Por isso, no dia 30 de Ja­neiro o Ministério da Agricultura e Florestas alertou aos operadores do sector florestal licenciados que “o não cumprimento do De­creto Presidencial n.º 274/17 levará a apreensão e confisco, a favor do Estado, do produto, dos meios e equipamentos utilizados na sua transportação, o pagamento de multas e a não renovação da licença”.
De agora em diante, o Ministério da Agricultura e Florestas compromete-se “em trabalhar para o desenvolvimento da economia de forma sustentável, a médio e longo prazo”.

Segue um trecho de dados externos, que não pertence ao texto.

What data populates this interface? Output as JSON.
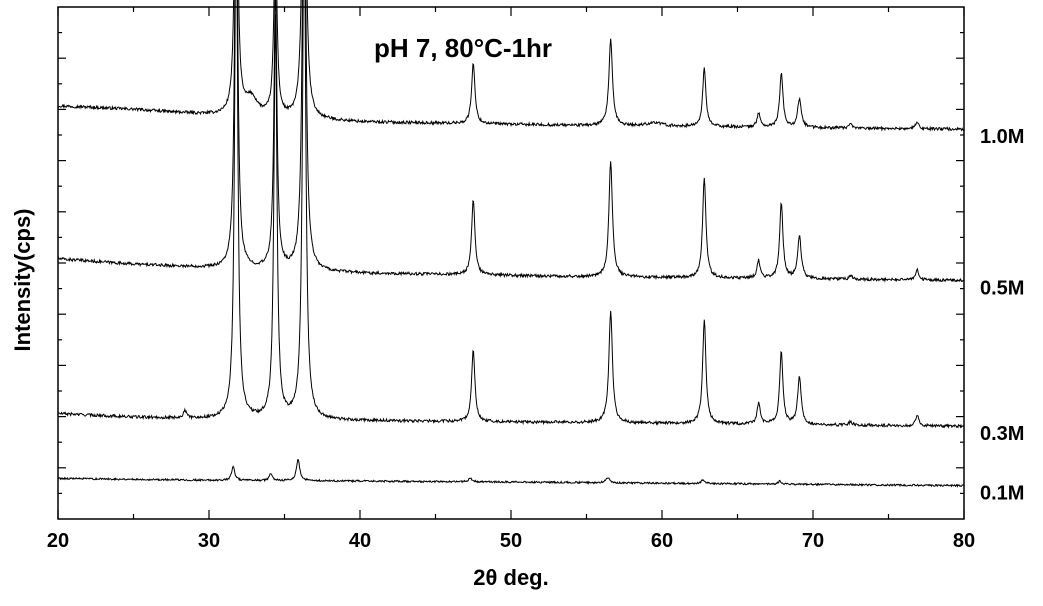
{
  "chart_data": {
    "type": "line",
    "title": "pH 7, 80°C-1hr",
    "xlabel": "2θ deg.",
    "ylabel": "Intensity(cps)",
    "xlim": [
      20,
      80
    ],
    "x_ticks": [
      "20",
      "30",
      "40",
      "50",
      "60",
      "70",
      "80"
    ],
    "baseline": {
      "x": [
        20,
        80
      ],
      "y": [
        0,
        0
      ]
    },
    "series": [
      {
        "name": "1.0M",
        "offset": 1.0,
        "background": [
          [
            20,
            0.045
          ],
          [
            25,
            0.035
          ],
          [
            30,
            0.02
          ],
          [
            40,
            0.0
          ],
          [
            55,
            -0.01
          ],
          [
            80,
            -0.02
          ]
        ],
        "peaks": [
          [
            31.8,
            0.92,
            0.12
          ],
          [
            32.8,
            0.05,
            0.5
          ],
          [
            34.4,
            0.52,
            0.12
          ],
          [
            36.3,
            1.14,
            0.13
          ],
          [
            47.5,
            0.17,
            0.13
          ],
          [
            56.6,
            0.24,
            0.14
          ],
          [
            59.5,
            0.01,
            0.6
          ],
          [
            62.8,
            0.16,
            0.13
          ],
          [
            66.4,
            0.04,
            0.12
          ],
          [
            67.9,
            0.15,
            0.13
          ],
          [
            69.1,
            0.08,
            0.14
          ],
          [
            72.5,
            0.01,
            0.12
          ],
          [
            76.9,
            0.02,
            0.12
          ]
        ]
      },
      {
        "name": "0.5M",
        "offset": 0.58,
        "background": [
          [
            20,
            0.04
          ],
          [
            25,
            0.025
          ],
          [
            30,
            0.015
          ],
          [
            40,
            0.0
          ],
          [
            55,
            -0.01
          ],
          [
            80,
            -0.02
          ]
        ],
        "peaks": [
          [
            31.8,
            1.2,
            0.12
          ],
          [
            34.4,
            0.78,
            0.12
          ],
          [
            36.3,
            1.35,
            0.13
          ],
          [
            47.5,
            0.21,
            0.13
          ],
          [
            56.6,
            0.32,
            0.14
          ],
          [
            62.8,
            0.28,
            0.13
          ],
          [
            66.4,
            0.05,
            0.12
          ],
          [
            67.9,
            0.21,
            0.13
          ],
          [
            69.1,
            0.12,
            0.14
          ],
          [
            72.5,
            0.01,
            0.12
          ],
          [
            76.9,
            0.03,
            0.12
          ]
        ]
      },
      {
        "name": "0.3M",
        "offset": 0.18,
        "background": [
          [
            20,
            0.01
          ],
          [
            25,
            0.0
          ],
          [
            30,
            -0.005
          ],
          [
            40,
            -0.01
          ],
          [
            55,
            -0.015
          ],
          [
            80,
            -0.025
          ]
        ],
        "peaks": [
          [
            28.4,
            0.02,
            0.12
          ],
          [
            31.8,
            1.47,
            0.12
          ],
          [
            34.4,
            1.12,
            0.12
          ],
          [
            36.3,
            1.42,
            0.13
          ],
          [
            47.5,
            0.2,
            0.13
          ],
          [
            56.6,
            0.31,
            0.14
          ],
          [
            62.8,
            0.29,
            0.13
          ],
          [
            66.4,
            0.06,
            0.12
          ],
          [
            67.9,
            0.2,
            0.13
          ],
          [
            69.1,
            0.13,
            0.14
          ],
          [
            72.5,
            0.01,
            0.12
          ],
          [
            76.9,
            0.03,
            0.12
          ]
        ]
      },
      {
        "name": "0.1M",
        "offset": 0.0,
        "background": [
          [
            20,
            0.01
          ],
          [
            30,
            0.005
          ],
          [
            50,
            0.0
          ],
          [
            80,
            -0.01
          ]
        ],
        "peaks": [
          [
            31.6,
            0.04,
            0.12
          ],
          [
            34.1,
            0.02,
            0.12
          ],
          [
            35.9,
            0.06,
            0.13
          ],
          [
            47.3,
            0.01,
            0.13
          ],
          [
            56.4,
            0.015,
            0.14
          ],
          [
            62.7,
            0.01,
            0.13
          ],
          [
            67.8,
            0.008,
            0.13
          ]
        ]
      }
    ],
    "legend": "none",
    "grid": false,
    "colors": {
      "line": "#000000",
      "background": "#ffffff"
    }
  }
}
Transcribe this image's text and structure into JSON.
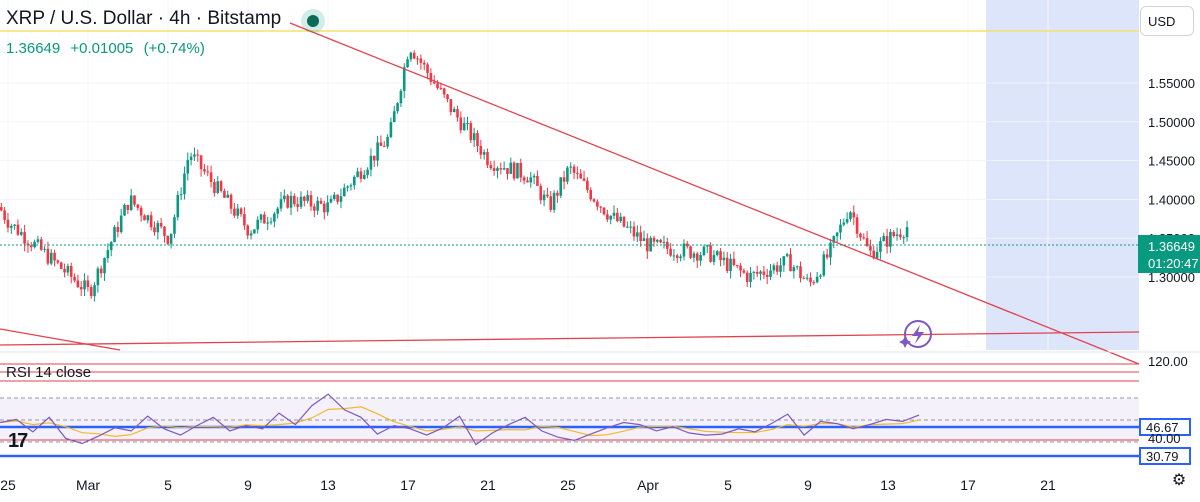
{
  "header": {
    "title": "XRP / U.S. Dollar · 4h · Bitstamp",
    "last_price": "1.36649",
    "change": "+0.01005",
    "change_pct": "(+0.74%)"
  },
  "currency_button": "USD",
  "colors": {
    "up": "#089981",
    "down": "#f23645",
    "body_up": "#089981",
    "trendline": "#e0434f",
    "horizontal": "#f5e06a",
    "highlight": "#dde5fb",
    "rsi": "#7e57c2",
    "rsi_ma": "#f2b92c",
    "marker": "#2962ff",
    "price_tag": "#089981"
  },
  "icons": {
    "settings": "gear-icon",
    "ai": "lightning-icon",
    "logo": "tradingview-logo",
    "live": "live-dot-icon"
  },
  "chart_data": [
    {
      "type": "candlestick",
      "title": "XRP / U.S. Dollar · 4h · Bitstamp",
      "x_ticks": [
        "25",
        "Mar",
        "5",
        "9",
        "13",
        "17",
        "21",
        "25",
        "Apr",
        "5",
        "9",
        "13",
        "17",
        "21"
      ],
      "y_ticks": [
        "1.30000",
        "1.35000",
        "1.40000",
        "1.45000",
        "1.50000",
        "1.55000"
      ],
      "ylim": [
        1.25,
        1.62
      ],
      "last_price_label": "1.36649",
      "countdown": "01:20:47",
      "horizontal_line": 1.6,
      "approx_path": [
        [
          "Feb 24",
          1.39
        ],
        [
          "Feb 26",
          1.45
        ],
        [
          "Feb 28",
          1.37
        ],
        [
          "Mar 1",
          1.28
        ],
        [
          "Mar 3",
          1.4
        ],
        [
          "Mar 5",
          1.35
        ],
        [
          "Mar 6",
          1.46
        ],
        [
          "Mar 9",
          1.36
        ],
        [
          "Mar 11",
          1.4
        ],
        [
          "Mar 13",
          1.39
        ],
        [
          "Mar 16",
          1.48
        ],
        [
          "Mar 17",
          1.6
        ],
        [
          "Mar 19",
          1.52
        ],
        [
          "Mar 21",
          1.45
        ],
        [
          "Mar 23",
          1.43
        ],
        [
          "Mar 24",
          1.39
        ],
        [
          "Mar 25",
          1.44
        ],
        [
          "Mar 27",
          1.38
        ],
        [
          "Mar 29",
          1.34
        ],
        [
          "Apr 1",
          1.33
        ],
        [
          "Apr 3",
          1.3
        ],
        [
          "Apr 5",
          1.32
        ],
        [
          "Apr 6",
          1.29
        ],
        [
          "Apr 7",
          1.33
        ],
        [
          "Apr 8",
          1.39
        ],
        [
          "Apr 9",
          1.33
        ],
        [
          "Apr 10",
          1.35
        ],
        [
          "Apr 11",
          1.3665
        ]
      ]
    },
    {
      "type": "line",
      "title": "RSI 14 close",
      "y_ticks": [
        "120.00",
        "40.00"
      ],
      "markers": [
        "46.67",
        "30.79"
      ],
      "values": [
        55,
        58,
        46,
        60,
        40,
        35,
        42,
        50,
        47,
        61,
        49,
        43,
        52,
        60,
        47,
        52,
        49,
        64,
        53,
        71,
        82,
        67,
        60,
        44,
        52,
        49,
        43,
        50,
        61,
        34,
        45,
        53,
        60,
        47,
        41,
        38,
        44,
        50,
        55,
        53,
        47,
        51,
        45,
        43,
        44,
        49,
        46,
        54,
        63,
        43,
        56,
        54,
        49,
        53,
        58,
        56,
        62
      ]
    }
  ]
}
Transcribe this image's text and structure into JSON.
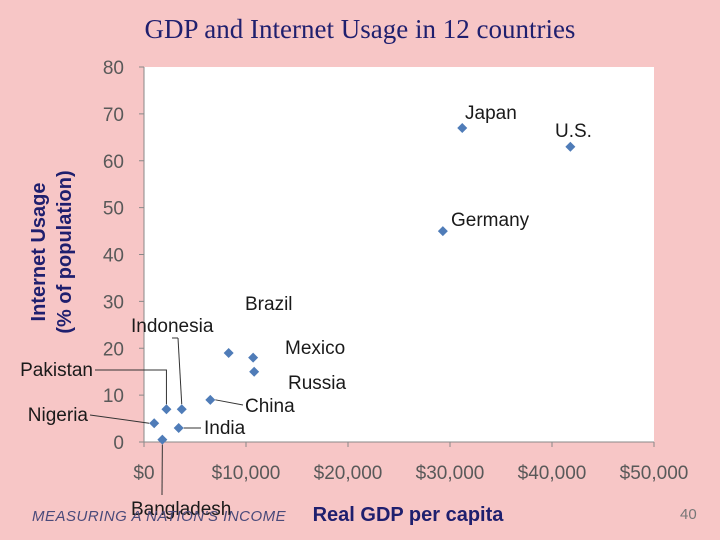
{
  "slide": {
    "title": "GDP and Internet Usage in 12 countries",
    "footer": "MEASURING A NATION'S INCOME",
    "page_number": "40"
  },
  "colors": {
    "background": "#f7c6c6",
    "plot_area": "#ffffff",
    "marker": "#4f7cb8",
    "title": "#1f1f6e"
  },
  "chart_data": {
    "type": "scatter",
    "title": "GDP and Internet Usage in 12 countries",
    "xlabel": "Real GDP per capita",
    "ylabel": "Internet Usage (% of population)",
    "ylabel_lines": [
      "Internet Usage",
      "(% of population)"
    ],
    "xlim": [
      0,
      50000
    ],
    "ylim": [
      0,
      80
    ],
    "x_ticks": [
      0,
      10000,
      20000,
      30000,
      40000,
      50000
    ],
    "x_tick_labels": [
      "$0",
      "$10,000",
      "$20,000",
      "$30,000",
      "$40,000",
      "$50,000"
    ],
    "y_ticks": [
      0,
      10,
      20,
      30,
      40,
      50,
      60,
      70,
      80
    ],
    "y_tick_labels": [
      "0",
      "10",
      "20",
      "30",
      "40",
      "50",
      "60",
      "70",
      "80"
    ],
    "grid": false,
    "marker": "diamond",
    "points": [
      {
        "label": "U.S.",
        "x": 41800,
        "y": 63
      },
      {
        "label": "Japan",
        "x": 31200,
        "y": 67
      },
      {
        "label": "Germany",
        "x": 29300,
        "y": 45
      },
      {
        "label": "Brazil",
        "x": 8300,
        "y": 19
      },
      {
        "label": "Mexico",
        "x": 10700,
        "y": 18
      },
      {
        "label": "Russia",
        "x": 10800,
        "y": 15
      },
      {
        "label": "China",
        "x": 6500,
        "y": 9
      },
      {
        "label": "Indonesia",
        "x": 3700,
        "y": 7
      },
      {
        "label": "Pakistan",
        "x": 2200,
        "y": 7
      },
      {
        "label": "Nigeria",
        "x": 1000,
        "y": 4
      },
      {
        "label": "India",
        "x": 3400,
        "y": 3
      },
      {
        "label": "Bangladesh",
        "x": 1800,
        "y": 0.5
      }
    ]
  }
}
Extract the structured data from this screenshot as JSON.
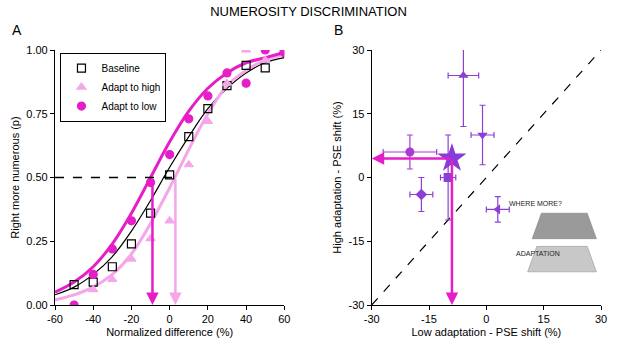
{
  "title": "NUMEROSITY DISCRIMINATION",
  "chart_data": [
    {
      "panel": "A",
      "type": "scatter",
      "x_label": "Normalized difference (%)",
      "y_label": "Right more numerous (p)",
      "xlim": [
        -60,
        60
      ],
      "xticks": [
        -60,
        -40,
        -20,
        0,
        20,
        40,
        60
      ],
      "ylim": [
        0,
        1
      ],
      "yticks": [
        {
          "value": 0,
          "label": "0.00"
        },
        {
          "value": 0.25,
          "label": "0.25"
        },
        {
          "value": 0.5,
          "label": "0.50"
        },
        {
          "value": 0.75,
          "label": "0.75"
        },
        {
          "value": 1,
          "label": "1.00"
        }
      ],
      "legend": "top-left",
      "reference_y": 0.5,
      "x": [
        -50,
        -40,
        -30,
        -20,
        -10,
        0,
        10,
        20,
        30,
        40,
        50,
        60
      ],
      "fit_x": [
        -60,
        -50,
        -40,
        -30,
        -20,
        -10,
        0,
        10,
        20,
        30,
        40,
        50,
        60
      ],
      "series": [
        {
          "name": "Baseline",
          "color": "#000000",
          "marker": "square-open",
          "values": [
            0.08,
            0.09,
            0.15,
            0.24,
            0.36,
            0.51,
            0.66,
            0.77,
            0.86,
            0.94,
            0.93,
            1.0
          ],
          "fit": [
            0.04,
            0.07,
            0.12,
            0.19,
            0.29,
            0.41,
            0.54,
            0.66,
            0.77,
            0.85,
            0.91,
            0.95,
            0.97
          ]
        },
        {
          "name": "Adapt to high",
          "color": "#f4a6e8",
          "marker": "triangle-up",
          "values": [
            0.0,
            0.06,
            0.1,
            0.18,
            0.26,
            0.33,
            0.55,
            0.72,
            0.87,
            1.0,
            0.96,
            1.0
          ],
          "fit": [
            0.02,
            0.04,
            0.07,
            0.12,
            0.2,
            0.32,
            0.46,
            0.61,
            0.75,
            0.86,
            0.92,
            0.96,
            0.98
          ],
          "pse": 3
        },
        {
          "name": "Adapt to low",
          "color": "#e61ec8",
          "marker": "circle",
          "values": [
            0.0,
            0.12,
            0.22,
            0.33,
            0.48,
            0.59,
            0.73,
            0.82,
            0.91,
            0.87,
            1.0,
            0.99
          ],
          "fit": [
            0.05,
            0.09,
            0.15,
            0.24,
            0.36,
            0.5,
            0.64,
            0.76,
            0.85,
            0.91,
            0.95,
            0.97,
            0.99
          ],
          "pse": -9
        }
      ]
    },
    {
      "panel": "B",
      "type": "scatter",
      "x_label": "Low adaptation - PSE shift (%)",
      "y_label": "High adaptation - PSE shift (%)",
      "xlim": [
        -30,
        30
      ],
      "xticks": [
        -30,
        -15,
        0,
        15,
        30
      ],
      "ylim": [
        -30,
        30
      ],
      "yticks": [
        -30,
        -15,
        0,
        15,
        30
      ],
      "points": [
        {
          "marker": "circle",
          "color": "#a63cd2",
          "x": -20,
          "y": 6,
          "x_error": 7,
          "y_error": 4
        },
        {
          "marker": "square",
          "color": "#8c3fd4",
          "x": -10,
          "y": 0,
          "x_error": 2,
          "y_error": 10
        },
        {
          "marker": "diamond",
          "color": "#8c3fd4",
          "x": -17,
          "y": -4,
          "x_error": 3,
          "y_error": 4
        },
        {
          "marker": "triangle-up",
          "color": "#8c3fd4",
          "x": -6,
          "y": 24,
          "x_error": 4,
          "y_error": 12
        },
        {
          "marker": "triangle-down",
          "color": "#8c3fd4",
          "x": -1,
          "y": 10,
          "x_error": 3,
          "y_error": 7
        },
        {
          "marker": "triangle-left",
          "color": "#8c3fd4",
          "x": 3,
          "y": -7.5,
          "x_error": 3,
          "y_error": 3
        }
      ],
      "mean": {
        "marker": "star",
        "color": "#8a3ad6",
        "x": -9,
        "y": 4.5,
        "arrow_color": "#e61ec8"
      },
      "reference_line": {
        "x": [
          -30,
          30
        ],
        "values": [
          -30,
          30
        ],
        "line_style": "dash",
        "color": "#000000"
      },
      "inset": {
        "texts": [
          "WHERE MORE?",
          "ADAPTATION"
        ]
      }
    }
  ]
}
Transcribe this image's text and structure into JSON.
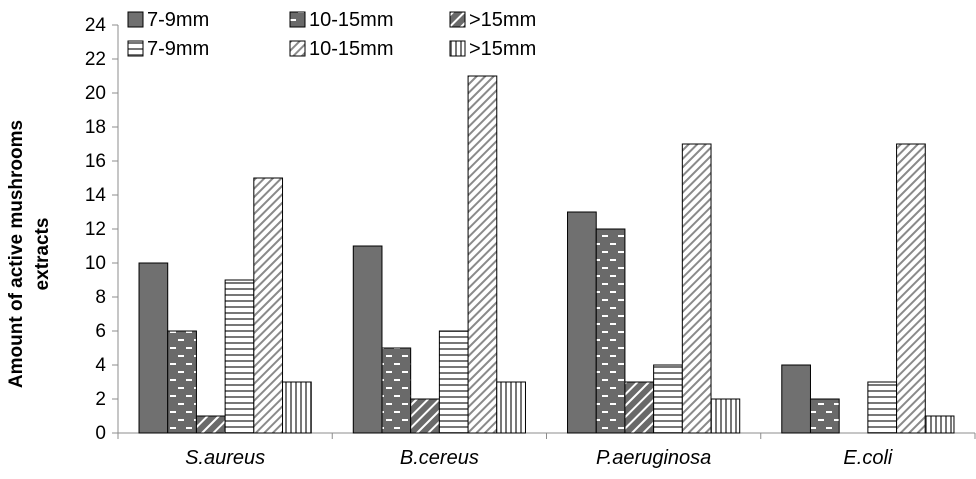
{
  "chart_data": {
    "type": "bar",
    "title": "",
    "xlabel": "",
    "ylabel": [
      "Amount of active mushrooms",
      "extracts"
    ],
    "ylim": [
      0,
      24
    ],
    "yticks": [
      0,
      2,
      4,
      6,
      8,
      10,
      12,
      14,
      16,
      18,
      20,
      22,
      24
    ],
    "categories": [
      "S.aureus",
      "B.cereus",
      "P.aeruginosa",
      "E.coli"
    ],
    "grid": false,
    "legend_position": "top-left",
    "series": [
      {
        "name": "7-9mm",
        "pattern": "solid",
        "color": "#707070",
        "values": [
          10,
          11,
          13,
          4
        ]
      },
      {
        "name": "10-15mm",
        "pattern": "dash-dots",
        "color": "#707070",
        "values": [
          6,
          5,
          12,
          2
        ]
      },
      {
        "name": ">15mm",
        "pattern": "diagonal-dark",
        "color": "#707070",
        "values": [
          1,
          2,
          3,
          0
        ]
      },
      {
        "name": "7-9mm",
        "pattern": "horizontal-lines",
        "color": "#707070",
        "values": [
          9,
          6,
          4,
          3
        ]
      },
      {
        "name": "10-15mm",
        "pattern": "diagonal-light",
        "color": "#707070",
        "values": [
          15,
          21,
          17,
          17
        ]
      },
      {
        "name": ">15mm",
        "pattern": "vertical-lines",
        "color": "#707070",
        "values": [
          3,
          3,
          2,
          1
        ]
      }
    ]
  }
}
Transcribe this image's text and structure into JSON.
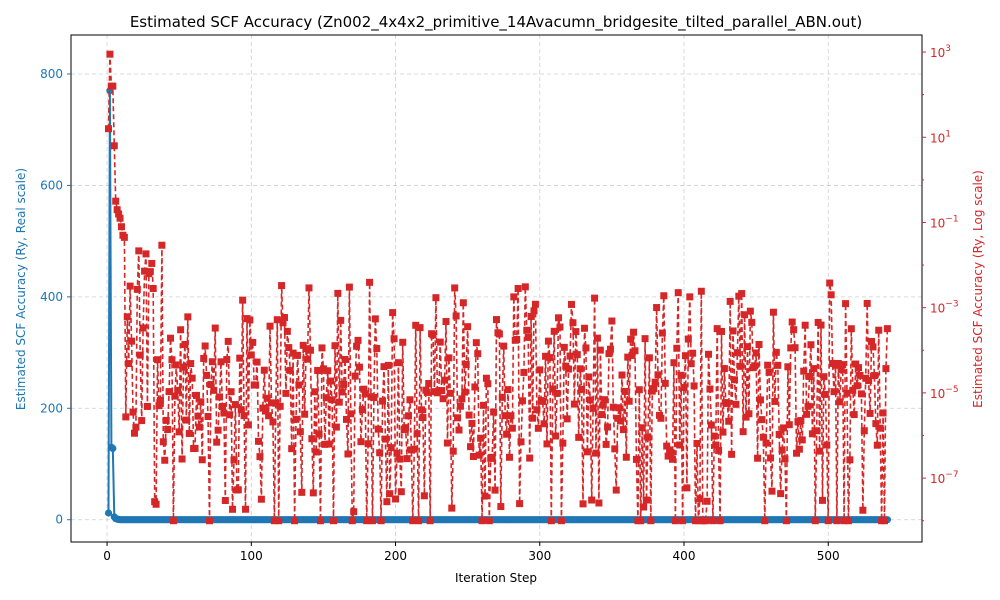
{
  "chart_data": {
    "type": "line",
    "title": "Estimated SCF Accuracy (Zn002_4x4x2_primitive_14Avacumn_bridgesite_tilted_parallel_ABN.out)",
    "xlabel": "Iteration Step",
    "ylabel_left": "Estimated SCF Accuracy (Ry, Real scale)",
    "ylabel_right": "Estimated SCF Accuracy (Ry, Log scale)",
    "xlim": [
      -25,
      565
    ],
    "ylim_left": [
      -40,
      870
    ],
    "ylim_right_log10": [
      -8.5,
      3.4
    ],
    "grid": true,
    "x_ticks": [
      "0",
      "100",
      "200",
      "300",
      "400",
      "500"
    ],
    "y_left_ticks": [
      "0",
      "200",
      "400",
      "600",
      "800"
    ],
    "y_right_ticks": [
      {
        "base": "10",
        "exp": "−7",
        "log": -7
      },
      {
        "base": "10",
        "exp": "−5",
        "log": -5
      },
      {
        "base": "10",
        "exp": "−3",
        "log": -3
      },
      {
        "base": "10",
        "exp": "−1",
        "log": -1
      },
      {
        "base": "10",
        "exp": "1",
        "log": 1
      },
      {
        "base": "10",
        "exp": "3",
        "log": 3
      }
    ],
    "series": [
      {
        "name": "",
        "axis": "left",
        "scale": "linear",
        "color": "#1f77b4",
        "marker": "circle",
        "linestyle": "solid",
        "x_start": 1,
        "x_end": 541,
        "x_head": [
          1,
          2,
          3,
          4,
          5,
          6,
          7,
          8
        ],
        "values_head": [
          12,
          770,
          130,
          128,
          5,
          2,
          1,
          0.5
        ],
        "tail_value": 0
      },
      {
        "name": "",
        "axis": "right",
        "scale": "log",
        "color": "#d62728",
        "marker": "square",
        "linestyle": "dashed",
        "x_start": 1,
        "x_end": 541,
        "log10_head": [
          1.2,
          2.95,
          2.2,
          2.2,
          0.8,
          -0.5,
          -0.7,
          -0.8,
          -0.9,
          -1.1,
          -1.3,
          -1.35
        ],
        "log10_tail_min": -8.0,
        "log10_tail_max": -2.0,
        "log10_tail_typical": -4.8
      }
    ]
  }
}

  Abate ilegal de árvores em África e o valor das florestas tropicais

Até nos dias que correm, a China é o maior comprador de madeira, tanto por mecanismos legais ou ilegais. A China é o primeiro importador, exportador e consumidor de madeira do mundo e também o maior responsável pelo esgotamento das florestas tropicais, de acordo com uma denúncia da organização não-governamental britânica Agência de Pesquisa Ambiental.
Moçambique é um dos muitos exemplos, pois, entre 80 e 90 por cento das árvores cortadas no país acabam na China e desse volume 44 por cento são importados por empresas públicas chinesas. Os chineses apreciam as madeiras tropicais raras, como a da roseira, com a qual fazem reproduções de móveis luxuosos, que estão na moda. Além disso, em 2011 compraram 30 por cento da cortiça à venda em todo o mundo.
A Indonésia, com as florestas tropicais mais importantes do planeta, depois do Brasil e da bacia do Congo, foi durante muito tempo o “mau aluno”, sacrificando as suas matas para responder ao apetite insaciável da China, a segunda economia mundial actualmente. Mas desde 2005, Jacarta decidiu endurecer a sua legislação.
Por isso, as empresas chinesas têm procurado o material noutros países, sobretudo nos africanos, como Madagáscar, Serra Leoa, Tanzânia, Gabão, Guiné Equatorial e República Democrática do Congo.
No total, mais da metade das importações chinesas vêm de países com má fama, quanto ao corte ilegal. A EIA aponta como exemplos mais flagrantes Myanmar, Papua Nova Guiné e Moçambique.

Florestas Tropicais
As florestas tropicais são um mundo como nenhum outro e sua importância para o ecossistema global e para a existência humana é primordial. Incomparáveis, em termos de sua diversidade biológica, as florestas tropicais são uma reserva natural de diversidade genética, que oferece uma rica fonte de plantas medicinais, alimentos de subsistência e uma miríade de outros produtos florestais úteis.
Elas são um habitat importante para animais migratórios e sustentam aproximadamente 50 por cento das espécies na Terra, bem como um grande número de culturas indígenas diversas e únicas. As florestas tropicais têm um papel elementar na regulação global do clima, além de manter a regularidade das chuvas, enquanto protecção contra inundações, secas e erosão. Elas armazenam vastas quantidades de carbono, ao produzir uma quantidade significativa de oxigénio para o mundo, de acordo com os cientistas.